What’s needed is some good old-time religion. Some branch shaking, heart pumping, throw your beak back and squawk kind of let it roll, eel handling, religion. The kind that shakes you up a little bit. Gets you loose in your seat, makes you want to stand up, flap your wings a little and throw out an Amen. Now’s the time to think about your past deeds and what’s in store for you down the road. It’s also time to shift that burden and lighten your soul. Time to have a Revival meeting.

 The Reverend Clamorous T. Journey is the just the bird for the job. Nobody can raise the ghost like the good reverend. Images of Fire and brimstone are replaced with ice and snow and feathers frozen together, and diving down into the icy water and not having the strength to get back up. Winding up dead-still on the shore line, a pile of wet feathers waiting for the merciless end at the jaws of the next hungry scavenger that comes along. He can set the scene like no other, the good reverend, which is why when the donation plate is sent around it always comes back overflowing with fish.

But he also gives them hope and direction, telling them about the land to the south where it’s always warm, and the fish swim in schools so thick they jump in your bill just to get away from the crowd. Where you’re never cold and your feathers dry in moments just by holding them up towards the sun. All you have to do is send in a Free-Will Love Offering of five fish a piece and you’ll get a beautiful four-color waterproof map showing all the easiest routes to paradise plus as an added bonus you’ll get a sanctified solid silver-plated compass that always points south with Reverend Clamorous’ picture stamped on the back.
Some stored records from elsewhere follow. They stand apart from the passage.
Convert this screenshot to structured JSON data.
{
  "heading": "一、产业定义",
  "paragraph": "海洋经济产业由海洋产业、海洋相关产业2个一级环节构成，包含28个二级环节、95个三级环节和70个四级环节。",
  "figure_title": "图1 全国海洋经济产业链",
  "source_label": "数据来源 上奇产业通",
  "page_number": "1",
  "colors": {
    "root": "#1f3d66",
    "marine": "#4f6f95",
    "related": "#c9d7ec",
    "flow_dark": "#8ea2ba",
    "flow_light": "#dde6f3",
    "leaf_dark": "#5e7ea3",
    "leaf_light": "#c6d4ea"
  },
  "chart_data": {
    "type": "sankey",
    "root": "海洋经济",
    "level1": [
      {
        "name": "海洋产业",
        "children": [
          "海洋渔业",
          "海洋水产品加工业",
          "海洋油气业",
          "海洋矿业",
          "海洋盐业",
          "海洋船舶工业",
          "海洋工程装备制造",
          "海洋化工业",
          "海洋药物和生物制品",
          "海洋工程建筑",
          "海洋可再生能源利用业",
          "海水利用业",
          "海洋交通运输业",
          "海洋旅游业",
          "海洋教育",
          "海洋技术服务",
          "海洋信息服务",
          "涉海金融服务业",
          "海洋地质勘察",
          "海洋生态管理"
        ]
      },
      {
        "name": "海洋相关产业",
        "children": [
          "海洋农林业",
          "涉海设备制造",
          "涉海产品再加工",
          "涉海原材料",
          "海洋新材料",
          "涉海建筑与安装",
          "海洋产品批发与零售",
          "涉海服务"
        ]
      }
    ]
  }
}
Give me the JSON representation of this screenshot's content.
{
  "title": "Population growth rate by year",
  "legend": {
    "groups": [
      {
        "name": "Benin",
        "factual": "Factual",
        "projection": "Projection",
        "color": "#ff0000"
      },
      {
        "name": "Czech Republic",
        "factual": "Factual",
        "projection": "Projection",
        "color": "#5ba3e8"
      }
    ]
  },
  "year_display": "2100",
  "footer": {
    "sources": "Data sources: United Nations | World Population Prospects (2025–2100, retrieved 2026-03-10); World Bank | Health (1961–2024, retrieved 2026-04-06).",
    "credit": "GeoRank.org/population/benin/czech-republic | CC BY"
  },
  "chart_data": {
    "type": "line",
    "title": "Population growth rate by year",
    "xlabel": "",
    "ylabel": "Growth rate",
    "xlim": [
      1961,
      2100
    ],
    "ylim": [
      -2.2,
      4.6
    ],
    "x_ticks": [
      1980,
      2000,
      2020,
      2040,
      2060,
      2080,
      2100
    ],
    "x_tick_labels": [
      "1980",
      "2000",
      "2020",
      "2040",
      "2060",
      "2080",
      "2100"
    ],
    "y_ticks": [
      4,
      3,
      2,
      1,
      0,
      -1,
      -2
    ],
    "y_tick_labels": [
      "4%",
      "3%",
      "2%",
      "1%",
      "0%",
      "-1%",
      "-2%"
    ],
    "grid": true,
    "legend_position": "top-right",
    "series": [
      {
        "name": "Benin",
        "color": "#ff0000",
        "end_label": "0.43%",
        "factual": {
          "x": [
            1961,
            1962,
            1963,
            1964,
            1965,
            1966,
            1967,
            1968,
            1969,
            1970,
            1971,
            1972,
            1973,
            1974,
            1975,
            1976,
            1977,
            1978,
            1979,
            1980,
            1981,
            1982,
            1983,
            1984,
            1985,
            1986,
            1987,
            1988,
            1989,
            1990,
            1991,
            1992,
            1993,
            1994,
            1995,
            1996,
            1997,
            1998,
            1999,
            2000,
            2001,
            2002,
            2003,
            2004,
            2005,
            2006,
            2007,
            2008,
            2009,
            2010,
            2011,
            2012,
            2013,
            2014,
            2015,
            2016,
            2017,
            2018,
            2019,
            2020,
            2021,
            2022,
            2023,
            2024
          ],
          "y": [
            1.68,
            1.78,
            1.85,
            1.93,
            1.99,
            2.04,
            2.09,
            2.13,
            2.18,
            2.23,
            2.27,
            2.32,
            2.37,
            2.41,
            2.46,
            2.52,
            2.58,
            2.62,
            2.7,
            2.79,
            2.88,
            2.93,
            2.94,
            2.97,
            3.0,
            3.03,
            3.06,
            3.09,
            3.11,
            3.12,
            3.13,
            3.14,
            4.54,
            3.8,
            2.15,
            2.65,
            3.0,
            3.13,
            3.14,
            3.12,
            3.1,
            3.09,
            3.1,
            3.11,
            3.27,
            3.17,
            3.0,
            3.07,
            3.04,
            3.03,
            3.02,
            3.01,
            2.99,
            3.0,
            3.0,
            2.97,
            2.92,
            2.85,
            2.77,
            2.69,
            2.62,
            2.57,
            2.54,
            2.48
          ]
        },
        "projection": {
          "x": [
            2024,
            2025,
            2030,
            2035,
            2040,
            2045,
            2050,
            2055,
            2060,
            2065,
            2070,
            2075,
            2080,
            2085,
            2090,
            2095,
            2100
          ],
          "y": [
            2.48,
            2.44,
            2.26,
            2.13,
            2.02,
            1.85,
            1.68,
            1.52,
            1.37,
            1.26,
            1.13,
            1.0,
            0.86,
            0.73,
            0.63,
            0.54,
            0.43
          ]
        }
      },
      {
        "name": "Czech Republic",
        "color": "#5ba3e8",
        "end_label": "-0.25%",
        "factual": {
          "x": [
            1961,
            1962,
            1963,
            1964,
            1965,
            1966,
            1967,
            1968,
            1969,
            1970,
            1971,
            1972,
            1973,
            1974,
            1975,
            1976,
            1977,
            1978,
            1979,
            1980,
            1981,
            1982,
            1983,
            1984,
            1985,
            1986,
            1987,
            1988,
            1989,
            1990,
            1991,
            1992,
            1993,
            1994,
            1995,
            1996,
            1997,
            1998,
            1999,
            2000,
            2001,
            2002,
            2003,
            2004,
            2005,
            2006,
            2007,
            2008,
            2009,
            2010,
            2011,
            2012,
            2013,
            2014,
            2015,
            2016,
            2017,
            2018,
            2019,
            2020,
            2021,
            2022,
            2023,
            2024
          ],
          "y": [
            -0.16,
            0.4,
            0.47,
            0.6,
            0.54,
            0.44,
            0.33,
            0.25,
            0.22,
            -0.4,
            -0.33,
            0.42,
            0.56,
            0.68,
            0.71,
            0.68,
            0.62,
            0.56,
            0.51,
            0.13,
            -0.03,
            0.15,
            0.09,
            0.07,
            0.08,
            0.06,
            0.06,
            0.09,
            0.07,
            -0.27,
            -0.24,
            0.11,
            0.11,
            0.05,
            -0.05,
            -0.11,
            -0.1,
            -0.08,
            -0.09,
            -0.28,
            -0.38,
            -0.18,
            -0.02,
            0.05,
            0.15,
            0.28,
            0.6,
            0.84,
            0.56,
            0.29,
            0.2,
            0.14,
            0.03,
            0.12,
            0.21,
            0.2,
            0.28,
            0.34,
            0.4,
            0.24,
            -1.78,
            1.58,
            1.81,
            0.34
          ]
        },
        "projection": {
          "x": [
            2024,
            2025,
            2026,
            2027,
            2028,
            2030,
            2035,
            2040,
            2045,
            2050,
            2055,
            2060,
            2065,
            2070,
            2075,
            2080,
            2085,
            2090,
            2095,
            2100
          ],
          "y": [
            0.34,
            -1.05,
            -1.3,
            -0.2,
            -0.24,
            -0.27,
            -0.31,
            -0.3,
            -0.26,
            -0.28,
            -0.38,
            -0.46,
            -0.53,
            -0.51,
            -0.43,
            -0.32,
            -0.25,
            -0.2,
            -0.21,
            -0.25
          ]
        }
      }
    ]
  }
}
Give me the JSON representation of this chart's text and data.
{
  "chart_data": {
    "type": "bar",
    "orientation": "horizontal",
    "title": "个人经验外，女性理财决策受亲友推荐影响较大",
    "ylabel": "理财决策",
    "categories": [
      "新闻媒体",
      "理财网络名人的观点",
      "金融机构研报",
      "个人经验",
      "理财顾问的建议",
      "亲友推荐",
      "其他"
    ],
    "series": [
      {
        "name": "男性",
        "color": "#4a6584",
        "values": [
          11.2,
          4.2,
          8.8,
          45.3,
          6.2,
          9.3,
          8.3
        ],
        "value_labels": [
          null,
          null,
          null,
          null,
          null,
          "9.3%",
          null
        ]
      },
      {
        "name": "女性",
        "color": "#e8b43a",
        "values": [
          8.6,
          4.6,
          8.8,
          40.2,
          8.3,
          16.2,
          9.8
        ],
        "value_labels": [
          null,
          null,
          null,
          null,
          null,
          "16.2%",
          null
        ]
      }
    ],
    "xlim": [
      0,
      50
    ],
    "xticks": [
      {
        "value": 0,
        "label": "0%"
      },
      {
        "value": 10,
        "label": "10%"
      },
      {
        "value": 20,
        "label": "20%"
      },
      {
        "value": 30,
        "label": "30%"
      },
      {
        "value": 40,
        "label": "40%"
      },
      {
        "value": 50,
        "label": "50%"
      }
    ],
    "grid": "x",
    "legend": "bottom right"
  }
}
That was just what the flock needed. They got rid of all that bad stuff that had been building up all summer. They got to squawk themselves hoarse. They jumped up, flapped their wings, clacked their beaks until they were sore. They had their Revival meeting and they had a plan. There was just enough time for a final fishing expedition, then getting the roost in order so everything was good when they got back next spring and they are out of here. Clutching their gorgeous four-color maps in their feet, making sure their shiny new solid silver-plated compasses were securely fastened around their necks, they’re off on their way to paradise. It was a good Revival meeting.